Namun para pihak masih berdebat mengenai seberapa besar dampak yang harus diterima oleh bank-bank domestik dan investor di badan usaha milik negara (BUMN). Tahap berikutnya dari paket dana talangan IMF sebesar USD2,9 miliar dapat tertunda karena potensi kekurangan pendapatan pemerintah.
8. Tunisia
Berbagai guncangan sejak revolusi tahun 2011 telah menekan negara Afrika Utara tersebut ke dalam krisis ekonomi besar-besaran.Sebagian besar utang bersifat internal, namun eurobond senilai USD500 juta akan jatuh tempo bulan ini, dan lembaga pemeringkatnya mengatakan Tunisia bisa mengalami gagal bayar (default).

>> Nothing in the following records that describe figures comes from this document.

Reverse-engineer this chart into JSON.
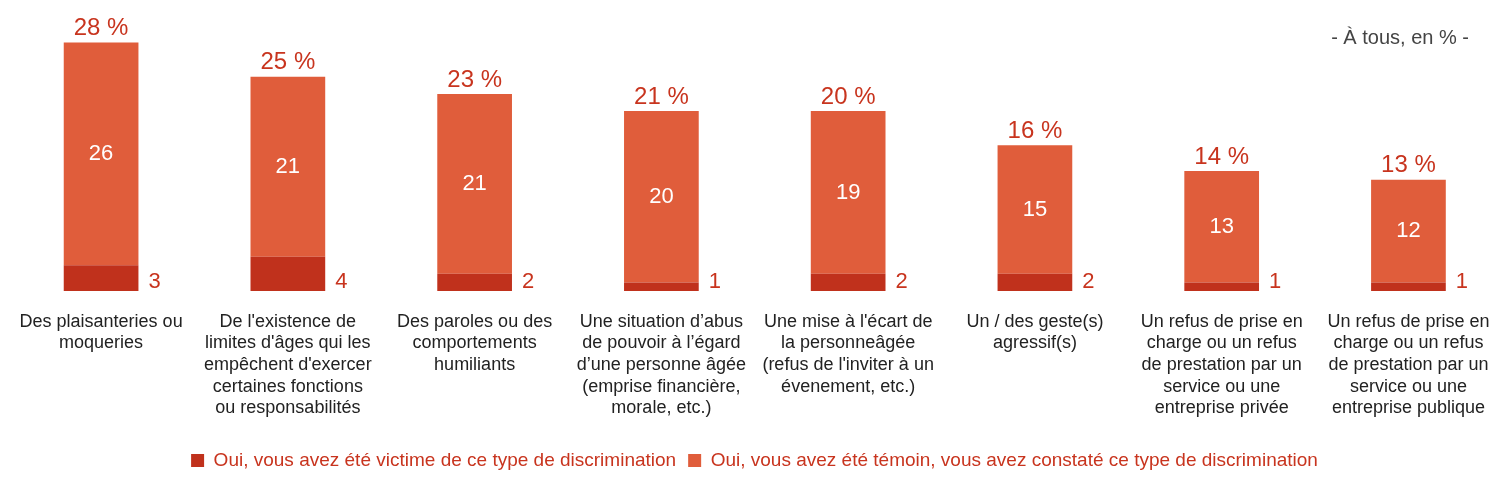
{
  "chart_data": {
    "type": "bar",
    "stacked": true,
    "data_labels": true,
    "tick_labels": "x",
    "grid": false,
    "legend": "bottom",
    "categories": [
      "Des plaisanteries ou moqueries",
      "De l'existence de limites d'âges qui les empêchent d'exercer certaines fonctions ou responsabilités",
      "Des paroles ou des comportements humiliants",
      "Une situation d’abus de pouvoir à l’égard d’une personne âgée (emprise financière, morale, etc.)",
      "Une mise à l'écart de la personneâgée (refus de l'inviter à un évenement, etc.)",
      "Un / des geste(s) agressif(s)",
      "Un refus de prise en charge ou un refus de prestation par un service ou une entreprise privée",
      "Un refus de prise en charge ou un refus de prestation par un service ou une entreprise publique"
    ],
    "series": [
      {
        "name": "Oui, vous avez été victime de ce type de discrimination",
        "color": "#c0311c",
        "values": [
          3,
          4,
          2,
          1,
          2,
          2,
          1,
          1
        ]
      },
      {
        "name": "Oui, vous avez été témoin, vous avez constaté ce type de discrimination",
        "color": "#e05d3b",
        "values": [
          26,
          21,
          21,
          20,
          19,
          15,
          13,
          12
        ]
      }
    ],
    "totals": [
      "28 %",
      "25 %",
      "23 %",
      "21 %",
      "20 %",
      "16 %",
      "14 %",
      "13 %"
    ],
    "annotations": [
      "- À tous, en % -"
    ]
  }
}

Presiden Kais Saied mengecam persyaratan yang diperlukan untuk membuka pinjaman IMF sebesar USD1,9 miliar sebagai “diktats” dan menolak pinjaman 127 juta dolar dari Uni Eropa karena dianggap terlalu kecil.

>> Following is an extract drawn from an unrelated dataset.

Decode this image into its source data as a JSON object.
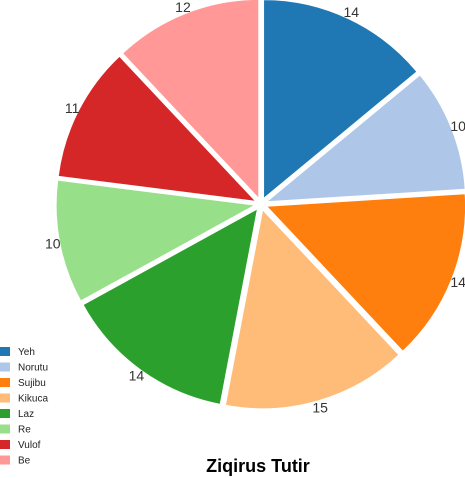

Musim turis mempersempit defisit transaksi berjalan dan Arab Saudi menjanjikan dukungan sebesar USD500 juta. Namun warga terus bergulat dengan kekurangan makanan dan obat-obatan.
9. Ukraina
Foto/Reuters
Ukraina membekukan pembayaran utang setelah invasi Rusia pada tahun 2022, dan mengatakan kemungkinan akan memutuskan awal tahun depan apakah akan mencoba memperpanjang perjanjian itu atau mulai mencari alternatif lain.

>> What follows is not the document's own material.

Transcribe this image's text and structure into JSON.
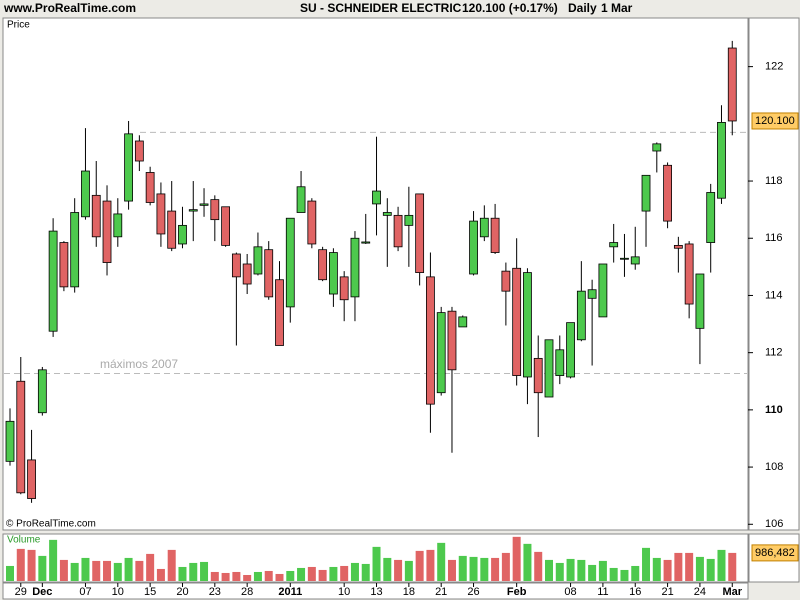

Lembaga-lembaga terkemuka memperkirakan biaya pembangunan kembali pascaperang akan berjumlah setidaknya 1 triliun euro, dan IMF memperkirakan Ukraina membutuhkan USD3-USD4 miliar per bulan untuk menjaga negara tetap berjalan.
Baru-baru ini, perekonomian telah menunjukkan tanda-tanda pemulihan, dengan melambatnya inflasi dan membaiknya sentimen bisnis. Namun perubahan politik di negara lain – termasuk Amerika Serikat – telah menimbulkan keraguan terhadap ketahanan dukungan internasional.
10. Zambia
Sebagai negara Afrika pertama yang mengalami gagal bayar selama pandemi COVID-19, penundaan restrukturisasi yang dialami Zambia selama bertahun-tahun menjadikannya simbol permasalahan dalam Kerangka Kerja Bersama.Rencana perbaikan akhirnya akan segera terwujud setelah Zambia mencapai kesepakatan pengerjaan ulang utang senilai USD6,3 miliar dengan negara-negara kreditor Paris Club dan Tiongkok, pemberi pinjaman bilateral besar lainnya, pada bulan Juni. Zambia memperkirakan akan menyelesaikan nota utang pada akhir tahun.